Para alguém desavisado, a indumentária e esta nomenclatura, “tribal”, poderia levar a uma impressão bastante incorreta: apesar de a estética da movimentação e dos figurinos beber muito nas informações disponíveis na época acerca de danças populares e folclóricas, a dança praticada pelo grupo de Jamila NÃO ERA “tradicional” de algum povo: eram os passos da mesma dança do ventre “cabaré” que ela performava nos restaurantes.
Principalmente no início de sua carreira, Jamila Salimpour praticava a dança performática com figurino de duas peças que conhecemos bem, pelos filmes da Golden Era, por exemplo. Porém foi só anos mais tarde que passaram a chamar de “estilo cabaré” esta dança do ventre. Nossa hipótese, ainda não confirmada, é de que essa nomenclatura pode ser surgido a partir do momento em que começou-se a fazer folclore e a própria estilização tribal.
Por que esses dados são importantes? Porque eles nos dão algumas pistas e perguntas históricas interessantes, a saber:
Tribal e dança do ventre não estão tão distantes como pode-se achar num primeiro momento;
O tribal, assim como a dança do ventre, está ligado ao entretenimento (suas precursoras dançam em restaurantes e feiras de renascença);
É frequente, no discurso de Jamila, que apareçam algumas noções que são muito próprias das danças acadêmicas ocidentais tais como excelência, complexificação, catalogação, e, num texto que ainda analisaremos nesta coluna, “tornar a dança mais difícil”. A pergunta que gostaríamos de deixar como provocação e gancho para nossas próximas postagens é: esta forma de reestruturar a dança, retirando suas características espontâneas, repetitivas, “orgânicas” (na falta de palavra melhor), não poderiam ser, em si, formas de orientalismo?

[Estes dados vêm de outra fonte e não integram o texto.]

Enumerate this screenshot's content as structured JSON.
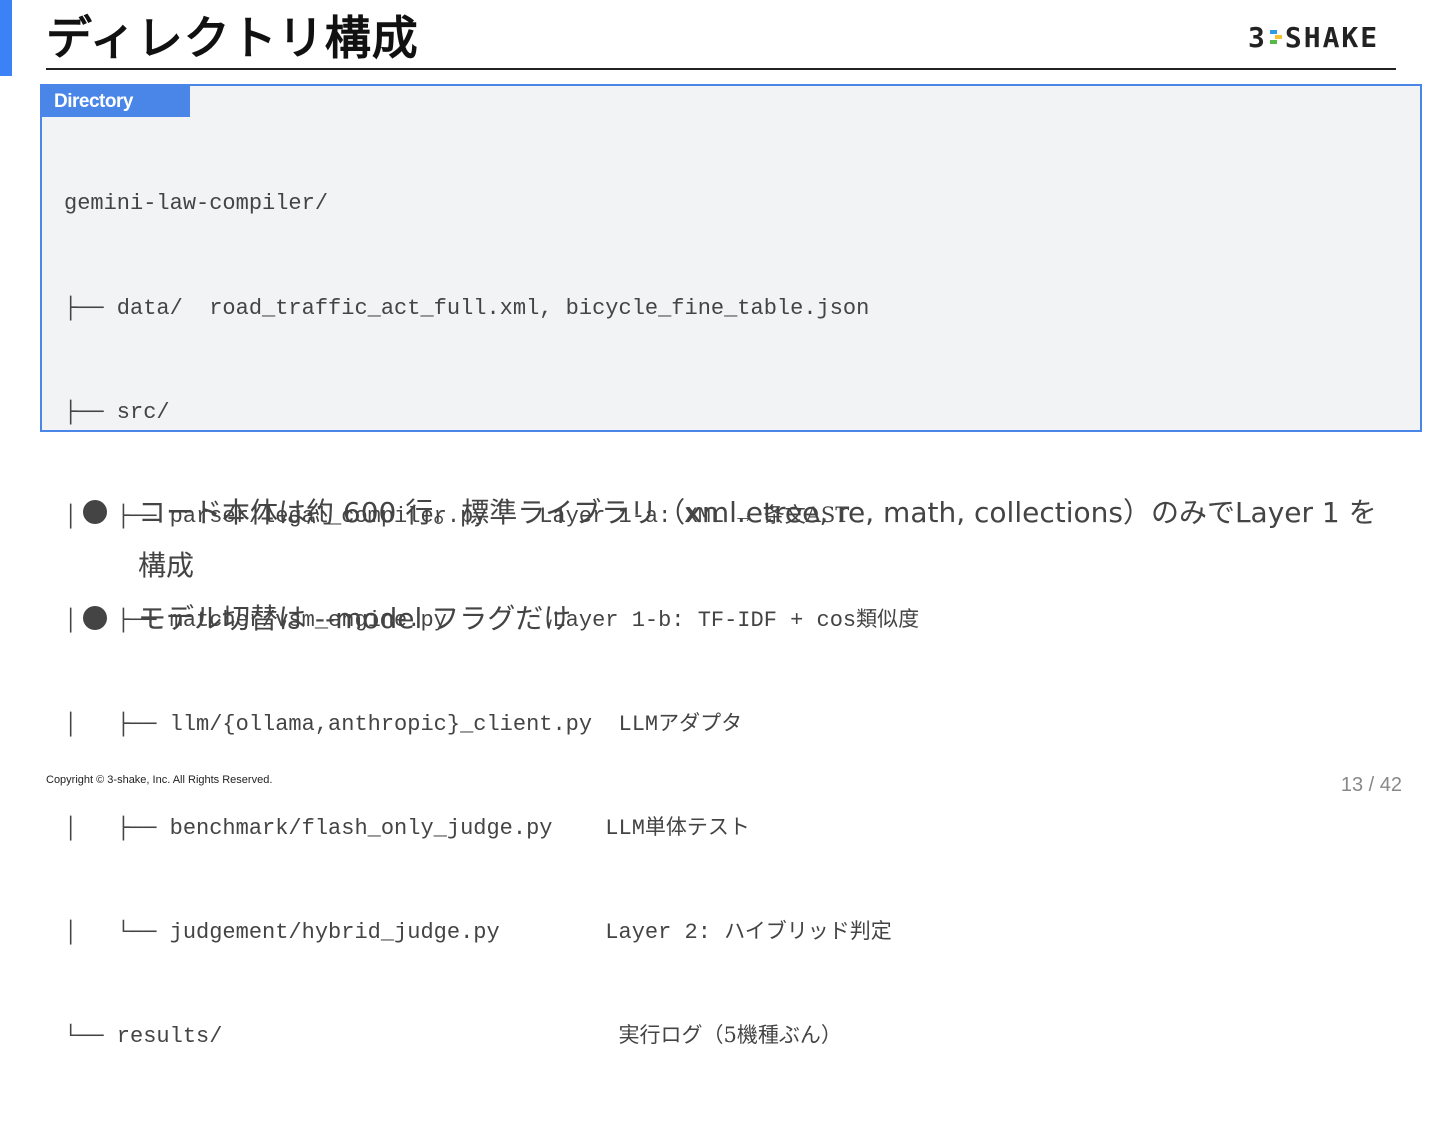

Nas próximas postagens, vamos complexificar este debate e tentar explicar estes questionamentos a partir de mais fontes históricas. Até a próxima!
Referências:
Artigo “Tradução: Cabaret or Tribal?”, de Suhaila Salimpour, publicado por Natália Espinosa em seu blog no Medium.
Artigo “Jamila’s Speech at the International Conference on Middle Eastern Dance”, 1997. Disponibilizado por Salimpour School em: https://www.salimpourschool.com/resources/ > http://www.salimpourschool.com/wp-content/uploads/2014/12/JamilaSpeechICMEDMay1997sml.pdf
Que história é essa?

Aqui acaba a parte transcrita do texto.